Article Abstract

Role of prostate magnetic resonance imaging in active surveillance

Authors: Xiaosong Meng, Andrew B. Rosenkrantz, Samir S. Taneja

Abstract

Active surveillance (AS) has emerged as a beneficial strategy for management of low risk prostate cancer (PCa) and prevention of overtreatment of indolent disease. However, selection of patients for AS using traditional 12-core transrectal prostate biopsy is prone to sampling error and presents a challenge for accurate risk stratification. In fact, around a third of men are upgraded on repeat biopsy which disqualifies them as appropriate AS candidates. This uncertainty affects adoption of AS among patients and physicians, leading to current AS protocols involving repetitive prostate biopsies and unclear triggers for progression to definitive treatment. Prostate magnetic resonance imaging (MRI) has the potential to overcome some of these limitations through localization of significant tumors in the prostate. In conjunction with MRI-targeted prostate biopsy, improved sampling and detection of clinically significant PCa can help streamline the process of selecting suitable men for AS and early exclusion of men who require definitive treatment. MRI can also help minimize the invasive nature of monitoring for disease progression while on AS. Men with stable MRI findings have high negative predictive value for Gleason upgrade on subsequently biopsy, suggesting that men may potentially be monitored by serial MRI examinations with biopsy reserved for significant changes on imaging.
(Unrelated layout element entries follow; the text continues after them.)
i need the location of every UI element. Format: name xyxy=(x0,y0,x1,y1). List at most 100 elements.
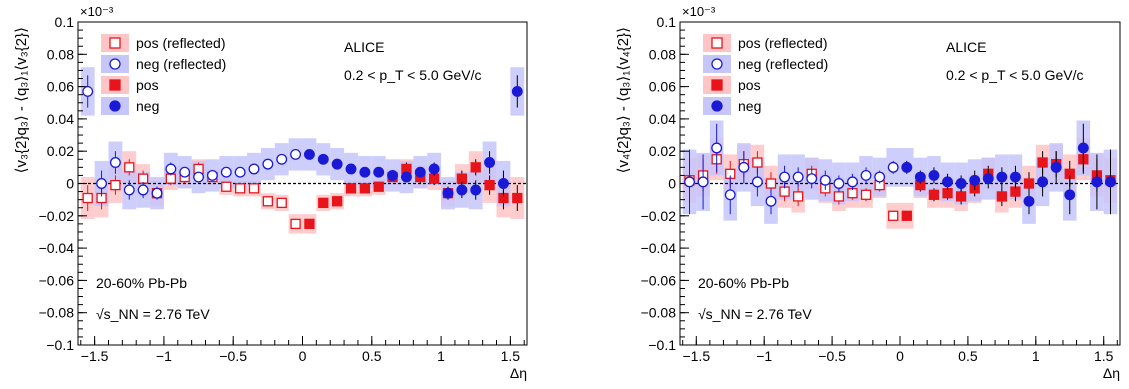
marker-pos xyxy=(345,183,357,194)
marker-neg-reflected xyxy=(179,166,191,178)
marker-neg xyxy=(1091,176,1103,188)
marker-neg-reflected xyxy=(151,187,163,199)
marker-pos-reflected xyxy=(221,181,232,192)
marker-neg-reflected xyxy=(874,171,886,183)
legend-marker xyxy=(109,100,121,112)
marker-neg-reflected xyxy=(847,176,858,188)
marker-pos-reflected xyxy=(110,179,121,191)
y-tick-label: 0.02 xyxy=(47,143,74,159)
marker-neg-reflected xyxy=(833,178,845,189)
chart-panel-1: −0.1 −0.08 −0.06 −0.04 −0.02 0 0.02 0.04 0.06 0.0… xyxy=(13,4,528,381)
legend-label: pos (reflected) xyxy=(738,35,827,51)
marker-pos-reflected xyxy=(765,178,777,189)
y-tick-label: 0.06 xyxy=(47,79,74,95)
marker-pos xyxy=(928,189,940,200)
x-tick-label: −1.5 xyxy=(682,348,710,364)
legend-label: neg xyxy=(136,98,159,114)
legend-label: neg (reflected) xyxy=(738,56,828,72)
marker-neg xyxy=(400,171,412,183)
y-tick-label: 0.04 xyxy=(649,111,676,127)
marker-pos-reflected xyxy=(779,186,790,197)
marker-pos-reflected xyxy=(234,183,246,194)
legend-marker xyxy=(711,58,723,70)
marker-pos xyxy=(331,196,343,207)
marker-pos xyxy=(470,162,481,173)
y-tick-label: 0.1 xyxy=(55,14,75,30)
marker-pos-reflected xyxy=(262,196,274,207)
legend-label: neg xyxy=(738,98,761,114)
marker-neg-reflected xyxy=(262,158,274,170)
y-tick-label: −0.1 xyxy=(46,337,74,353)
marker-pos xyxy=(1010,186,1021,197)
marker-pos xyxy=(512,192,523,204)
marker-pos xyxy=(318,197,329,209)
y-tick-label: −0.06 xyxy=(39,272,75,288)
x-axis-label: Δη xyxy=(1103,365,1120,381)
x-tick-label: −1.5 xyxy=(81,348,109,364)
marker-neg-reflected xyxy=(819,174,831,186)
marker-neg xyxy=(456,184,468,196)
y-tick-label: −0.08 xyxy=(641,305,677,321)
marker-pos xyxy=(901,210,912,221)
x-tick-label: 1.5 xyxy=(1094,348,1114,364)
marker-pos-reflected xyxy=(833,191,845,202)
y-tick-label: −0.06 xyxy=(641,272,677,288)
marker-pos-reflected xyxy=(290,218,301,230)
experiment-label: ALICE xyxy=(946,39,986,55)
x-tick-label: 1 xyxy=(1032,348,1040,364)
legend: pos (reflected) neg (reflected) pos neg xyxy=(703,34,828,115)
marker-pos xyxy=(304,218,315,230)
marker-pos-reflected xyxy=(248,183,260,194)
y-tick-label: −0.1 xyxy=(648,337,676,353)
marker-neg xyxy=(414,166,426,178)
marker-pos-reflected xyxy=(847,188,858,199)
kinematic-range-label: 0.2 < p_T < 5.0 GeV/c xyxy=(946,67,1084,83)
marker-neg-reflected xyxy=(697,176,709,188)
y-tick-label: 0.02 xyxy=(649,143,676,159)
marker-pos-reflected xyxy=(137,173,149,184)
y-tick-label: 0.08 xyxy=(649,46,676,62)
x-tick-label: 0.5 xyxy=(958,348,978,364)
legend-marker xyxy=(109,37,121,49)
marker-pos-reflected xyxy=(752,157,763,168)
marker-neg-reflected xyxy=(137,184,149,196)
marker-neg-reflected xyxy=(860,169,872,181)
marker-pos xyxy=(996,191,1008,202)
marker-neg-reflected xyxy=(684,176,695,188)
marker-neg-reflected xyxy=(779,171,791,183)
marker-pos xyxy=(1023,178,1035,189)
marker-neg-reflected xyxy=(738,161,750,173)
y-tick-label: 0.06 xyxy=(649,79,676,95)
marker-neg-reflected xyxy=(96,178,108,189)
marker-neg xyxy=(1009,171,1021,183)
marker-neg xyxy=(442,187,454,199)
y-tick-label: −0.08 xyxy=(39,305,75,321)
marker-pos xyxy=(359,183,371,194)
x-axis-label: Δη xyxy=(510,365,527,381)
marker-pos-reflected xyxy=(124,162,135,173)
marker-neg xyxy=(511,85,523,97)
x-tick-label: 0.5 xyxy=(362,348,382,364)
marker-neg xyxy=(928,169,940,181)
marker-pos xyxy=(1037,157,1048,168)
legend-marker xyxy=(109,79,121,91)
marker-neg-reflected xyxy=(751,176,763,188)
y-exponent-label: ×10⁻³ xyxy=(682,4,716,19)
y-tick-label: −0.02 xyxy=(39,208,75,224)
marker-pos-reflected xyxy=(165,173,176,184)
x-tick-label: 1.5 xyxy=(501,348,521,364)
legend: pos (reflected) neg (reflected) pos neg xyxy=(101,34,226,115)
marker-neg xyxy=(996,171,1008,183)
marker-neg xyxy=(1105,176,1116,188)
marker-neg xyxy=(1023,195,1035,207)
legend-label: pos xyxy=(136,77,159,93)
marker-neg xyxy=(1064,189,1076,201)
marker-neg-reflected xyxy=(109,157,121,168)
marker-neg-reflected xyxy=(290,148,302,160)
y-axis-label: ⟨v₄{2}q₃⟩ - ⟨q₃⟩₁⟨v₄{2}⟩ xyxy=(615,27,632,173)
marker-neg xyxy=(1037,176,1049,188)
marker-neg xyxy=(428,163,440,175)
y-axis-label: ⟨v₃{2}q₃⟩ - ⟨q₃⟩₁⟨v₃{2}⟩ xyxy=(13,27,30,173)
legend-marker xyxy=(109,58,121,70)
y-tick-label: −0.02 xyxy=(641,208,677,224)
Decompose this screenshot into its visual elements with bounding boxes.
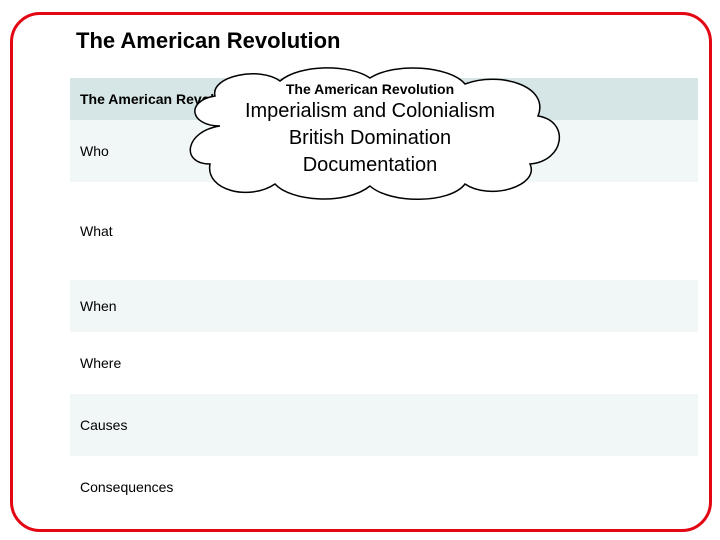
table-header: The American Revolution [70, 78, 698, 120]
row-value [210, 280, 698, 332]
table-row: Causes [70, 394, 698, 456]
table-row: Consequences [70, 456, 698, 518]
table-row: When [70, 280, 698, 332]
row-label-who: Who [70, 120, 210, 182]
row-label-where: Where [70, 332, 210, 394]
table-row: Who [70, 120, 698, 182]
row-value [210, 456, 698, 518]
page-title: The American Revolution [70, 28, 346, 54]
table-row: Where [70, 332, 698, 394]
row-label-consequences: Consequences [70, 456, 210, 518]
row-label-what: What [70, 182, 210, 280]
content-table: The American Revolution Who What When Wh… [70, 78, 698, 518]
row-value [210, 332, 698, 394]
content-table-wrap: The American Revolution Who What When Wh… [70, 78, 698, 518]
row-label-causes: Causes [70, 394, 210, 456]
row-value [210, 394, 698, 456]
table-row: What [70, 182, 698, 280]
row-value [210, 120, 698, 182]
row-value [210, 182, 698, 280]
row-label-when: When [70, 280, 210, 332]
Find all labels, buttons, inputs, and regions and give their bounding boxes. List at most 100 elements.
Targeted biopsy on AS also allows for specific sampling of concerning lesions, although further data is necessary to evaluate the relative contribution of systematic and targeted biopsy in detecting the 25–30% of men who progress on AS. Further research is also warranted to better understand the nature of clinically significant cancers that are missed on MRI and why certain men have progression of disease that is not visible on prostate MRI. Consensus is also needed over what constitutes progression on MRI, when prostate biopsy can be safely avoided, and how to best utilize this additional information in current AS protocols. Despite these challenges, prostate MRI, either alone or in conjunction with MRI-targeted prostate biopsy, has the potential to significantly improve our current AS paradigm and rates of AS adoption among patients moving forward.